Personal information
- Full name: James Frederick Quinn
- Date of birth: 18 November 1904
- Place of birth: West Melbourne, Victoria
- Date of death: 3 January 1986 (aged 81)
- Place of death: Yagoona, New South Wales
- Height: 187 cm (6 ft 2 in)
- Weight: 88 kg (194 lb)
- Position(s): Ruck / Forward

Playing career^{1}
- Years: Club / Games (Goals)
- 1925–31: Essendon / 66 (59)
- ^{1} Playing statistics correct to the end of 1931.

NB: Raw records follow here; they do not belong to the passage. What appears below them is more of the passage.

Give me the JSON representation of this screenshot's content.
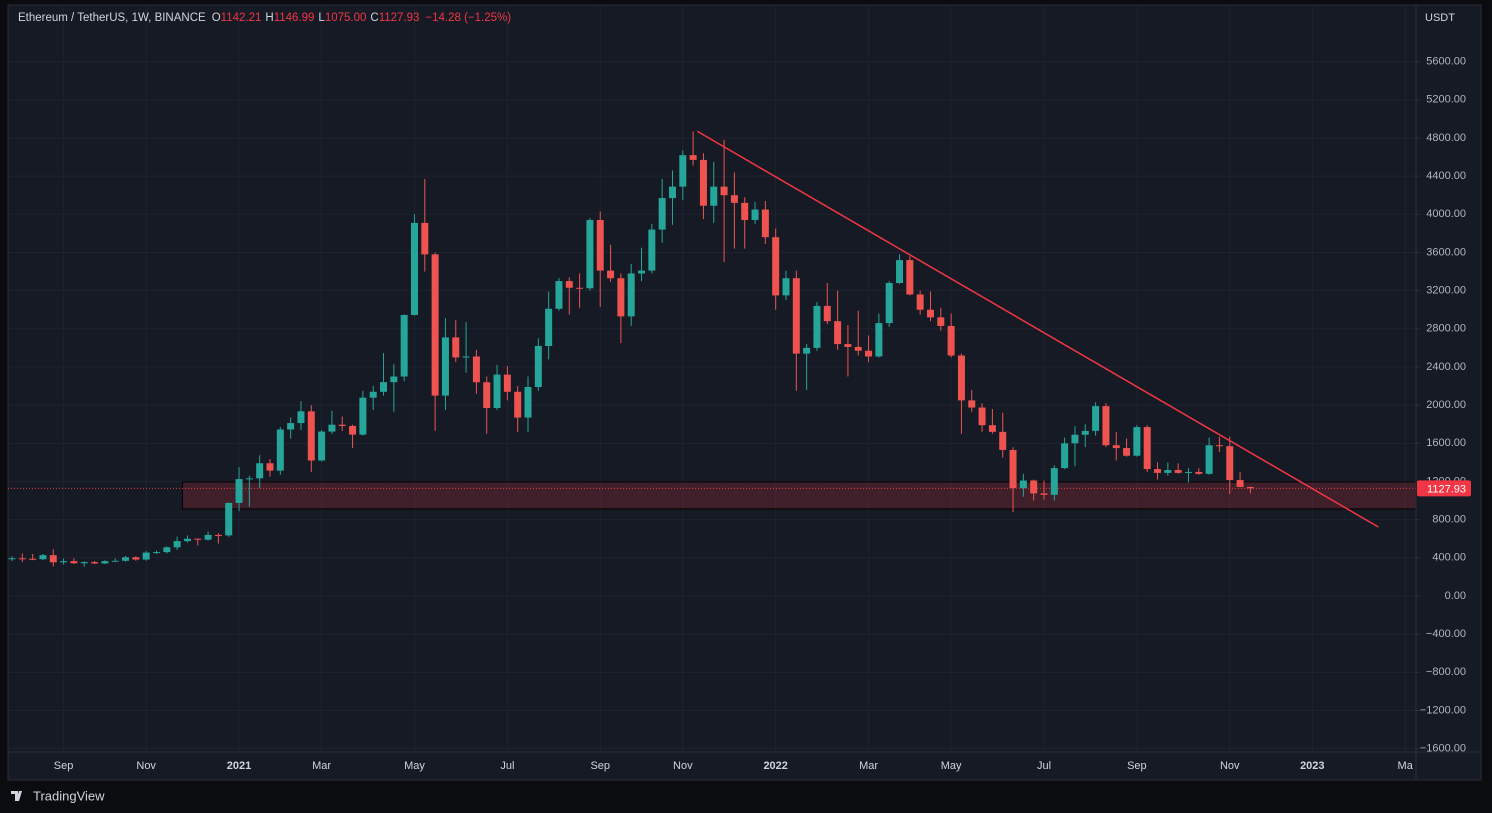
{
  "header": {
    "symbol": "Ethereum / TetherUS, 1W, BINANCE",
    "fields": [
      {
        "key": "O",
        "value": "1142.21"
      },
      {
        "key": "H",
        "value": "1146.99"
      },
      {
        "key": "L",
        "value": "1075.00"
      },
      {
        "key": "C",
        "value": "1127.93"
      }
    ],
    "change": "−14.28 (−1.25%)"
  },
  "chart_data": {
    "type": "candlestick",
    "currency": "USDT",
    "categories": [
      null,
      null,
      null,
      null,
      null,
      "Sep",
      null,
      null,
      null,
      null,
      null,
      null,
      null,
      "Nov",
      null,
      null,
      null,
      null,
      null,
      null,
      null,
      null,
      "2021",
      null,
      null,
      null,
      null,
      null,
      null,
      null,
      "Mar",
      null,
      null,
      null,
      null,
      null,
      null,
      null,
      null,
      "May",
      null,
      null,
      null,
      null,
      null,
      null,
      null,
      null,
      "Jul",
      null,
      null,
      null,
      null,
      null,
      null,
      null,
      null,
      "Sep",
      null,
      null,
      null,
      null,
      null,
      null,
      null,
      "Nov",
      null,
      null,
      null,
      null,
      null,
      null,
      null,
      null,
      "2022",
      null,
      null,
      null,
      null,
      null,
      null,
      null,
      null,
      "Mar",
      null,
      null,
      null,
      null,
      null,
      null,
      null,
      "May",
      null,
      null,
      null,
      null,
      null,
      null,
      null,
      null,
      "Jul",
      null,
      null,
      null,
      null,
      null,
      null,
      null,
      null,
      "Sep",
      null,
      null,
      null,
      null,
      null,
      null,
      null,
      null,
      "Nov",
      null,
      null,
      null,
      null,
      null,
      null,
      null,
      "2023",
      null,
      null,
      null,
      null,
      null,
      null,
      null,
      null,
      "Ma"
    ],
    "open": [
      389,
      395,
      390,
      385,
      428,
      353,
      365,
      343,
      355,
      341,
      365,
      369,
      406,
      382,
      455,
      460,
      510,
      575,
      600,
      590,
      640,
      635,
      975,
      1225,
      1233,
      1391,
      1314,
      1745,
      1812,
      1935,
      1420,
      1723,
      1795,
      1782,
      1691,
      2078,
      2140,
      2241,
      2300,
      2945,
      3910,
      3580,
      2100,
      2710,
      2500,
      2510,
      2240,
      1970,
      2320,
      2140,
      1870,
      2190,
      2620,
      3010,
      3300,
      3230,
      3225,
      3940,
      3410,
      3330,
      2930,
      3380,
      3410,
      3840,
      4170,
      4290,
      4620,
      4570,
      4090,
      4290,
      4200,
      4120,
      3940,
      4050,
      3760,
      3150,
      3330,
      2540,
      2600,
      3040,
      2880,
      2640,
      2610,
      2570,
      2510,
      2860,
      3280,
      3520,
      3160,
      3000,
      2920,
      2830,
      2520,
      2050,
      1975,
      1790,
      1720,
      1530,
      1130,
      1210,
      1075,
      1060,
      1340,
      1600,
      1690,
      1730,
      1990,
      1580,
      1550,
      1470,
      1770,
      1330,
      1290,
      1320,
      1290,
      1300,
      1280,
      1580,
      1570,
      1215,
      1142.21,
      null,
      null,
      null,
      null,
      null,
      null,
      null,
      null,
      null,
      null,
      null,
      null,
      null,
      null,
      null
    ],
    "high": [
      415,
      445,
      440,
      440,
      488,
      395,
      395,
      364,
      367,
      375,
      395,
      420,
      415,
      470,
      475,
      520,
      622,
      635,
      605,
      675,
      660,
      980,
      1350,
      1260,
      1475,
      1435,
      1770,
      1870,
      2040,
      2000,
      1740,
      1940,
      1880,
      1795,
      2150,
      2200,
      2545,
      2430,
      2950,
      4000,
      4370,
      3600,
      2910,
      2890,
      2870,
      2580,
      2300,
      2420,
      2410,
      2200,
      2300,
      2700,
      3190,
      3330,
      3340,
      3380,
      3960,
      4030,
      3680,
      3380,
      3480,
      3650,
      3900,
      4370,
      4460,
      4670,
      4870,
      4640,
      4550,
      4780,
      4440,
      4180,
      4130,
      4140,
      3850,
      3410,
      3410,
      2640,
      3080,
      3280,
      3200,
      2840,
      2990,
      2730,
      2960,
      3300,
      3580,
      3560,
      3200,
      3190,
      3020,
      2960,
      2540,
      2160,
      2020,
      1960,
      1920,
      1560,
      1280,
      1220,
      1210,
      1370,
      1660,
      1780,
      1800,
      2030,
      2020,
      1720,
      1650,
      1790,
      1790,
      1400,
      1400,
      1390,
      1340,
      1340,
      1660,
      1670,
      1670,
      1300,
      1146.99,
      null,
      null,
      null,
      null,
      null,
      null,
      null,
      null,
      null,
      null,
      null,
      null,
      null,
      null,
      null
    ],
    "low": [
      365,
      355,
      375,
      375,
      310,
      330,
      335,
      308,
      335,
      335,
      360,
      360,
      370,
      370,
      440,
      445,
      482,
      560,
      530,
      580,
      550,
      620,
      890,
      935,
      1130,
      1250,
      1270,
      1650,
      1740,
      1300,
      1410,
      1700,
      1730,
      1550,
      1680,
      1950,
      2100,
      1930,
      2250,
      2940,
      3400,
      1730,
      1950,
      2450,
      2340,
      2120,
      1700,
      1950,
      2050,
      1720,
      1720,
      2150,
      2480,
      2990,
      2950,
      3020,
      3200,
      3030,
      3290,
      2650,
      2830,
      3300,
      3380,
      3700,
      3890,
      4150,
      4510,
      3950,
      3910,
      3500,
      3640,
      3640,
      3900,
      3690,
      3000,
      3100,
      2150,
      2160,
      2570,
      2850,
      2580,
      2300,
      2520,
      2450,
      2500,
      2820,
      3270,
      3150,
      2950,
      2880,
      2780,
      2500,
      1700,
      1930,
      1720,
      1700,
      1450,
      880,
      1040,
      1000,
      1010,
      1000,
      1330,
      1360,
      1560,
      1680,
      1560,
      1420,
      1460,
      1460,
      1300,
      1220,
      1260,
      1280,
      1190,
      1270,
      1270,
      1510,
      1070,
      1140,
      1075,
      null,
      null,
      null,
      null,
      null,
      null,
      null,
      null,
      null,
      null,
      null,
      null,
      null,
      null,
      null
    ],
    "close": [
      395,
      390,
      385,
      428,
      353,
      365,
      343,
      355,
      341,
      365,
      369,
      406,
      382,
      455,
      460,
      510,
      575,
      600,
      590,
      640,
      635,
      975,
      1225,
      1233,
      1391,
      1314,
      1745,
      1812,
      1935,
      1420,
      1723,
      1795,
      1782,
      1691,
      2078,
      2140,
      2241,
      2300,
      2945,
      3910,
      3580,
      2100,
      2710,
      2500,
      2510,
      2240,
      1970,
      2320,
      2140,
      1870,
      2190,
      2620,
      3010,
      3300,
      3230,
      3225,
      3940,
      3410,
      3330,
      2930,
      3380,
      3410,
      3840,
      4170,
      4290,
      4620,
      4570,
      4090,
      4290,
      4200,
      4120,
      3940,
      4050,
      3760,
      3150,
      3330,
      2540,
      2600,
      3040,
      2880,
      2640,
      2610,
      2570,
      2510,
      2860,
      3280,
      3520,
      3160,
      3000,
      2920,
      2830,
      2520,
      2050,
      1975,
      1790,
      1720,
      1530,
      1130,
      1210,
      1075,
      1060,
      1340,
      1600,
      1690,
      1730,
      1990,
      1580,
      1550,
      1470,
      1770,
      1330,
      1290,
      1320,
      1290,
      1300,
      1280,
      1580,
      1570,
      1215,
      1142.21,
      1127.93,
      null,
      null,
      null,
      null,
      null,
      null,
      null,
      null,
      null,
      null,
      null,
      null,
      null,
      null,
      null
    ],
    "up_color": "#26a69a",
    "down_color": "#ef5350",
    "ylim": [
      -1614,
      6162
    ],
    "yticks": [
      {
        "value": -1600,
        "label": "−1600.00"
      },
      {
        "value": -1200,
        "label": "−1200.00"
      },
      {
        "value": -800,
        "label": "−800.00"
      },
      {
        "value": -400,
        "label": "−400.00"
      },
      {
        "value": 0,
        "label": "0.00"
      },
      {
        "value": 400,
        "label": "400.00"
      },
      {
        "value": 800,
        "label": "800.00"
      },
      {
        "value": 1200,
        "label": "1200.00"
      },
      {
        "value": 1600,
        "label": "1600.00"
      },
      {
        "value": 2000,
        "label": "2000.00"
      },
      {
        "value": 2400,
        "label": "2400.00"
      },
      {
        "value": 2800,
        "label": "2800.00"
      },
      {
        "value": 3200,
        "label": "3200.00"
      },
      {
        "value": 3600,
        "label": "3600.00"
      },
      {
        "value": 4000,
        "label": "4000.00"
      },
      {
        "value": 4400,
        "label": "4400.00"
      },
      {
        "value": 4800,
        "label": "4800.00"
      },
      {
        "value": 5200,
        "label": "5200.00"
      },
      {
        "value": 5600,
        "label": "5600.00"
      }
    ],
    "grid": true,
    "trendline": {
      "color": "#f23645",
      "points": [
        [
          66.4,
          4870
        ],
        [
          132.4,
          723
        ]
      ]
    },
    "zone": {
      "start": 17,
      "low": 912,
      "high": 1195,
      "color": "#f23645"
    },
    "last_price_color": "#f23645"
  },
  "footer": {
    "brand": "TradingView"
  }
}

= Jim Quinn (Australian footballer) =

Australian rules footballer, born 1904

James Frederick Quinn (18 November 1904 – 3 January 1986) was an Australian rules footballer who played with Essendon in the Victorian Football League (VFL).

==Family==
The son of John Quinn (1870–1941) and Janet Quinn, nee McFarlane (1871–1956), James Frederick Quinn was born in West Melbourne on 18 November 1904.

==Football==
Quinn was a useful follower and forward who became a regular senior player and kicked 59 goals in his time with Essendon, who were disappointed to lose him when he moved to Sydney for work-related reasons.

==Naval cartography==
Quinn worked as a naval cartographer and for his work in chart correction for the Royal Australian Navy he was awarded the British Empire Medal in 1960.